B. Board Composition Selection Criteria
 
The Board believes that its effectiveness depends on the overall mix of the skills and characteristics of its directors. Accordingly, the following factors, among others, relating to overall Board composition should be considered when determining Board needs and evaluating director candidates to fill such needs:
 
·
Independence;
 
·
Diversity (e.g., age, geography, professional, other);
 
·
Professional experience;
 
·
Industry knowledge (e.g., relevant industry or trade association participation);
 
B - 6

·
Skills and expertise (e.g., accounting or financial);
 
·
Leadership qualities;
 
·
Public company board and committee experience;
 
·
Non-business-related activities and experience (e.g., academic, civic, public interest);
 
·
Board continuity (including succession planning);
 
·
Board size;
 
·
Number and type of committees, and committee sizes; and
 
·
Legal and Nasdaq, or other applicable trading exchange or quotation system, requirements and recommendations, and other corporate governance-related guidance regarding board and committee composition.
 
C. Selection Procedures
 
Potential director candidates should be referred to the Chair of the Committee for consideration by the Committee and possible recommendation to the Board.

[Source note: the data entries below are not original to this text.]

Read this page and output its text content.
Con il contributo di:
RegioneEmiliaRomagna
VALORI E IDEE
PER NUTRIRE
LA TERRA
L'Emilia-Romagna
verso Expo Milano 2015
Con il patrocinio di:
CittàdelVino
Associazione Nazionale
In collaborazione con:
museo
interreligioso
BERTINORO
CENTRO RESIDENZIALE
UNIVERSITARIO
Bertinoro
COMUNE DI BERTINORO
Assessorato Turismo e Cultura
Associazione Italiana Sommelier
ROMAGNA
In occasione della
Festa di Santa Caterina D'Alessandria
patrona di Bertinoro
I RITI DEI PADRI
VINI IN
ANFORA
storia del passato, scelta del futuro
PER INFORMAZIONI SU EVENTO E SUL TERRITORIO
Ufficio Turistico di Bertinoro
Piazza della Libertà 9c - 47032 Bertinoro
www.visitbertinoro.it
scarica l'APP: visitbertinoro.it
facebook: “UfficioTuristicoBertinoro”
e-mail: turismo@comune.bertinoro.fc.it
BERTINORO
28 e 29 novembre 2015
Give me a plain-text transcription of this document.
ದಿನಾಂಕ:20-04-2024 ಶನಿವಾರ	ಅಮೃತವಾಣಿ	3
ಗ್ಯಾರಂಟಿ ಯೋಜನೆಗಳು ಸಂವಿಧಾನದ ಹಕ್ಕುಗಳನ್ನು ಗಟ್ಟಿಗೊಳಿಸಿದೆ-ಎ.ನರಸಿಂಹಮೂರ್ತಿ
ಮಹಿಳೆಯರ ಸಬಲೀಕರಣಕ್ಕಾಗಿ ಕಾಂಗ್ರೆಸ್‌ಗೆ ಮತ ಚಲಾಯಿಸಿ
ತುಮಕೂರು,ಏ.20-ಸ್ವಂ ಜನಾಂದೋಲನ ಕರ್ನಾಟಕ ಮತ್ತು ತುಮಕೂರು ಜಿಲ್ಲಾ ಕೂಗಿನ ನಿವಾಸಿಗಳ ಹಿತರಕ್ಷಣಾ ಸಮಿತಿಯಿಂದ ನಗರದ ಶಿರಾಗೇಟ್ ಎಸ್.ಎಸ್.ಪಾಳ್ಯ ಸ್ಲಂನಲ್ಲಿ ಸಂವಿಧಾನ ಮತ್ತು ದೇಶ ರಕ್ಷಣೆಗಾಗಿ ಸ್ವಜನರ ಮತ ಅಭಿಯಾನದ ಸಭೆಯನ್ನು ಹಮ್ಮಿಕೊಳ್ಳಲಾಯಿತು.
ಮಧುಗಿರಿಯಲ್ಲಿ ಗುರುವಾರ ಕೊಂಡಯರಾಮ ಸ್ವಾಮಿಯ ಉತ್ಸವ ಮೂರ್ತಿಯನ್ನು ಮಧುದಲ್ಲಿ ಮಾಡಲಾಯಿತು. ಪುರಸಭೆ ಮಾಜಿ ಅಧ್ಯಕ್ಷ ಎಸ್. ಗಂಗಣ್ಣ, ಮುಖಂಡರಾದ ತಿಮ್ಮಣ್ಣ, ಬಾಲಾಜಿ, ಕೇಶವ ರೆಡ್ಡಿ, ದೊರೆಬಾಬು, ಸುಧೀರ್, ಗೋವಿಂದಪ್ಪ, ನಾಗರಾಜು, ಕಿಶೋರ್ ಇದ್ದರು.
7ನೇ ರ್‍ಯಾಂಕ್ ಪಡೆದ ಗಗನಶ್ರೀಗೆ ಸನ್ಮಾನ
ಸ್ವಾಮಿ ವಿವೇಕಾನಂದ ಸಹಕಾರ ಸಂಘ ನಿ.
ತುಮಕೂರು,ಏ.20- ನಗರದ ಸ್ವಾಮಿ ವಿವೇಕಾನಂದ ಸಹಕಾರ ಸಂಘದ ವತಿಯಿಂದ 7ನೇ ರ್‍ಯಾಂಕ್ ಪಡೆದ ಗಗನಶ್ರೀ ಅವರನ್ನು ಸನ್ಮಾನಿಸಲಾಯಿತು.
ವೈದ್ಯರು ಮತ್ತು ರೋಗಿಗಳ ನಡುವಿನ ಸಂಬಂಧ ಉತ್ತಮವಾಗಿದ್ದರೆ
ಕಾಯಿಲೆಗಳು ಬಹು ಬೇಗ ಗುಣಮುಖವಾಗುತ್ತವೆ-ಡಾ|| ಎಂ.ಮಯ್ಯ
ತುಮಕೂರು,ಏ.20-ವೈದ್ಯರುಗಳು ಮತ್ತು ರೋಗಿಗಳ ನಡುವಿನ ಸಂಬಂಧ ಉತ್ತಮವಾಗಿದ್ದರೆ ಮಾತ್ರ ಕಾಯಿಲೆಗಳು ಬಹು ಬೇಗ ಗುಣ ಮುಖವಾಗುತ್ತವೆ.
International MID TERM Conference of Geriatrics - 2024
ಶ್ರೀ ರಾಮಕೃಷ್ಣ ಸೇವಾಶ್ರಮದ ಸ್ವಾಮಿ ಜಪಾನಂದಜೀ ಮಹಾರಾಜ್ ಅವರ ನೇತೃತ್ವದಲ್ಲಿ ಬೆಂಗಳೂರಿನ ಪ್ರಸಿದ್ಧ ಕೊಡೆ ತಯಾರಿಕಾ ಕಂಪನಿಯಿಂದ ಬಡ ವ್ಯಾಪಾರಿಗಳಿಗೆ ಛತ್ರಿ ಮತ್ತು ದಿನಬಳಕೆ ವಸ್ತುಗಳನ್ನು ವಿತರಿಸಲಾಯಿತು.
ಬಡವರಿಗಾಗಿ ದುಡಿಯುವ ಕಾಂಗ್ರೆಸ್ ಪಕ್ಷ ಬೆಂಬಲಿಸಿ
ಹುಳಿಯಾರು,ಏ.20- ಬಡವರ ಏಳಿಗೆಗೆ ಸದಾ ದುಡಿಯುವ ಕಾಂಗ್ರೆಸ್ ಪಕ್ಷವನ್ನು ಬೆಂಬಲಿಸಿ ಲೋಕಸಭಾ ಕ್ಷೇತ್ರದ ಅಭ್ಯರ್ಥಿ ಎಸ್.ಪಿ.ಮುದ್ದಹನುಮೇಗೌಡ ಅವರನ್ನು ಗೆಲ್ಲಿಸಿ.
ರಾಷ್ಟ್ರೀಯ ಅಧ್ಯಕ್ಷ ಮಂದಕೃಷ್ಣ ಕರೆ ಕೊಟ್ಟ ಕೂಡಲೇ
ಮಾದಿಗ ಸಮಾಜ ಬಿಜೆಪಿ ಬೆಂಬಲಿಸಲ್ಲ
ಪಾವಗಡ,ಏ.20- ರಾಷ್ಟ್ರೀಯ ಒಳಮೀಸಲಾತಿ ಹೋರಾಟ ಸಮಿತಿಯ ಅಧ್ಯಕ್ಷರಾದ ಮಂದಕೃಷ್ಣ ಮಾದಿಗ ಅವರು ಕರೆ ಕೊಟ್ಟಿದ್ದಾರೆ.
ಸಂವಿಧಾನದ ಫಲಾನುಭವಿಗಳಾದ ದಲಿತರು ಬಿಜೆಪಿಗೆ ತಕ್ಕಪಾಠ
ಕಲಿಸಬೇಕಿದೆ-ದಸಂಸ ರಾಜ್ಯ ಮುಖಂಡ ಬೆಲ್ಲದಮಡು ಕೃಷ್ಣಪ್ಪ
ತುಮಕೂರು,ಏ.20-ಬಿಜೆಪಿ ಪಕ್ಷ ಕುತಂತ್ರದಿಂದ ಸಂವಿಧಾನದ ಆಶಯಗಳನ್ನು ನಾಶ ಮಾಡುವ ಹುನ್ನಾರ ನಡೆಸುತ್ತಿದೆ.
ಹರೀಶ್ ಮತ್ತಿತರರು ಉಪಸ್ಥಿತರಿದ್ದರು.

The Committee shall maintain a list of director candidates to consider and propose to the Board, as required. If necessary or desirable in the opinion of the Committee, the Committee will determine appropriate means for seeking additional director candidates, including engagement of any outside consultant to assist the Committee in the identification of director candidates.
 
The Committee shall decide on the appropriate means for the review, recommendation and/or selection of individual director candidates, including current directors, and the recommendation of director candidates to the Board. In the event of a vacancy on the Board, the Chair of the Committee shall initiate the effort to identify appropriate director candidates.